Habits That Stop A 400 From Coming Back

After the immediate fix, put guardrails in place. A recurring 400 http error usually comes from sloppy URL building, ever-growing cookies, or vague validation messages.

Generate URLs With Proper Encoding

Encode query parameters with a URL encoder in your language or library. That prevents broken links when a value includes spaces, emojis, or reserved characters like “&” and “#”.

  • Encode Query Values — Use built-in helpers so special characters become safe percent-encoded values.
  • Keep URLs Short — Use POST for large payloads instead of stuffing data into a query string.
  • Validate Inputs Early — Reject bad characters client-side before sending a request.
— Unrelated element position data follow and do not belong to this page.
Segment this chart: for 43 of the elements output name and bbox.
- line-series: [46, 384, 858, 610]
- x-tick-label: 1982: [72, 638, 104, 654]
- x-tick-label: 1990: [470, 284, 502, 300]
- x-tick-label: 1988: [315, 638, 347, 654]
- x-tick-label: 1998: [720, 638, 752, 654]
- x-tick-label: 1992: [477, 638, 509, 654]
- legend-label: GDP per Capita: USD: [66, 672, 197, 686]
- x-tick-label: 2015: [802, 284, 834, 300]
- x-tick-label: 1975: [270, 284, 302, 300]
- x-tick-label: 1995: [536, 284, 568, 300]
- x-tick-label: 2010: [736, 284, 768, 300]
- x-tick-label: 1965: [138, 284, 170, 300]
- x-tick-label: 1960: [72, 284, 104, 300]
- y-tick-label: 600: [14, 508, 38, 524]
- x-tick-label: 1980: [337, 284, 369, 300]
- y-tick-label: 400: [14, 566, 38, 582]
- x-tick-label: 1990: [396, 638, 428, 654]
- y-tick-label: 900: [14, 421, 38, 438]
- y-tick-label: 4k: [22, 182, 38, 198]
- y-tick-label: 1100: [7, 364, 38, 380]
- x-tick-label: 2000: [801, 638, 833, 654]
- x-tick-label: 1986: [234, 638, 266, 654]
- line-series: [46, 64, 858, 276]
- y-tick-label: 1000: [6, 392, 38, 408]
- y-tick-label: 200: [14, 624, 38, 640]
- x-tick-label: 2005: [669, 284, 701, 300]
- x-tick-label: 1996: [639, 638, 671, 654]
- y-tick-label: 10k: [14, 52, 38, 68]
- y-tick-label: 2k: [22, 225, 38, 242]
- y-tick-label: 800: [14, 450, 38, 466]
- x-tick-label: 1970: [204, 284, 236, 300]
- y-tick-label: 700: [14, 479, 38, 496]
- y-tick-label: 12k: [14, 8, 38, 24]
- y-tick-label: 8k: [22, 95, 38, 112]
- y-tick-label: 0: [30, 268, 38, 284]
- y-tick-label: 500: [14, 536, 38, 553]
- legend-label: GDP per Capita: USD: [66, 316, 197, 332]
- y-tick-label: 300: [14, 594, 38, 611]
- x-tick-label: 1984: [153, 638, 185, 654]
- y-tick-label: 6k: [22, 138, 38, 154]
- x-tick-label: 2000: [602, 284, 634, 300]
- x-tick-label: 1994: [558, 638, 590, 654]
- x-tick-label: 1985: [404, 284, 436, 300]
Keep Cookies Small And Purposeful

Cookies are sent with every request to that domain. When you pile on tracking and feature flags, you raise the odds of hitting header limits. If you need large session data, store it server-side and keep the cookie to an ID.

  1. Expire Old Cookies — Remove stale cookies as features change.
  2. Avoid Large Values — Keep tokens and IDs short and rotate them safely.
  3. Measure After Login — Track header size in tests so surprises don’t hit production.

To load the page, clear site data after a clean URL and private-window test. For site owners, start first at edge logs for size limits, Host rejects, and WAF blocks.